Expression of ICAM-1 and HIV receptors/coreceptors and role of ICAM-1 silencing in HCAECs. (A) HCAECs were treated with or without TNF-α (2 ng/mL) for 8 h, and the expression of ICAM-1 and HIV receptors or coreceptors including CD4, CXCR4, CCR5, and DC-SIGN was studied by flow cytometry analysis. (B) HCAECs were transiently transfected with human ICAM-1 siRNA or scramble siRNA and pre-incubated with TNF-α (2 ng/mL) for 8 h, and then treated with or without HIV gp120 for 16 h.
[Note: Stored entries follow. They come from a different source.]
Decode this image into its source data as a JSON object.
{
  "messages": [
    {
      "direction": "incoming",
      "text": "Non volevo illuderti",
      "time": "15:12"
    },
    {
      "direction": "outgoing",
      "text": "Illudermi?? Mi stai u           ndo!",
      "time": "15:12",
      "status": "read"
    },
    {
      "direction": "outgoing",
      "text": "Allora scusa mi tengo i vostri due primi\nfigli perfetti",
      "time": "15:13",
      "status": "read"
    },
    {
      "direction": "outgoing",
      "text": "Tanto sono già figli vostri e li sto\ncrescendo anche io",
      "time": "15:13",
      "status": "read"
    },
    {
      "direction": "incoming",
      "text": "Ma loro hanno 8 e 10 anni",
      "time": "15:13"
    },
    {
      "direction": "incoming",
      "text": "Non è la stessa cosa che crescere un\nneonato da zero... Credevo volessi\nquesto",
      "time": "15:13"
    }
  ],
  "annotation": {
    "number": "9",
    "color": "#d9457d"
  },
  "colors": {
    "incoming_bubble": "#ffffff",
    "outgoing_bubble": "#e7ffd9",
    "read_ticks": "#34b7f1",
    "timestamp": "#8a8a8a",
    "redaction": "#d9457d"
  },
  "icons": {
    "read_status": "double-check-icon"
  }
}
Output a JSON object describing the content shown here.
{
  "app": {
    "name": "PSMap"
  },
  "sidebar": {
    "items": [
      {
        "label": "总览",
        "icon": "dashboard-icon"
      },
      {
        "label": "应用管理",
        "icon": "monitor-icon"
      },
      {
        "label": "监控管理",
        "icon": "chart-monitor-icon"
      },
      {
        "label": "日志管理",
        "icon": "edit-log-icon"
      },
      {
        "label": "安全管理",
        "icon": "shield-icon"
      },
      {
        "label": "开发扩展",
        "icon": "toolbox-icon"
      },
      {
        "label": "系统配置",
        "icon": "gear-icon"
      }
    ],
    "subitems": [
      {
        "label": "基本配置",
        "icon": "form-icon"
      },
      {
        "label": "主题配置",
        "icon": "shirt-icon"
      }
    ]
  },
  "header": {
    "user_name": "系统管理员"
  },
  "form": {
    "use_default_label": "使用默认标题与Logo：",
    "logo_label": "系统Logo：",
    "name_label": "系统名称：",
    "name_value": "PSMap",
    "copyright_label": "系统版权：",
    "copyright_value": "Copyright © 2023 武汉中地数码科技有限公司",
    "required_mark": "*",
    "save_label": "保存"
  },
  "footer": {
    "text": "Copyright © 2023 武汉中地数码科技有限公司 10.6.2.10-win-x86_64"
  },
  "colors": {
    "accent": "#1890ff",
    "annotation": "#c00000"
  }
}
ICAM-1 mRNA levels were examined by real-time RT–PCR. GAPDH served as an internal control (n = 3). (C) eNOS mRNA levels were examined by real-time RT–PCR. GAPDH served as an internal control (n = 3). (D) eNOS protein levels were examined by western blot. β-Actin was served as a loading control. Error bar indicates SEM. ANOVA test was used. **P < 0.01 vs. controls.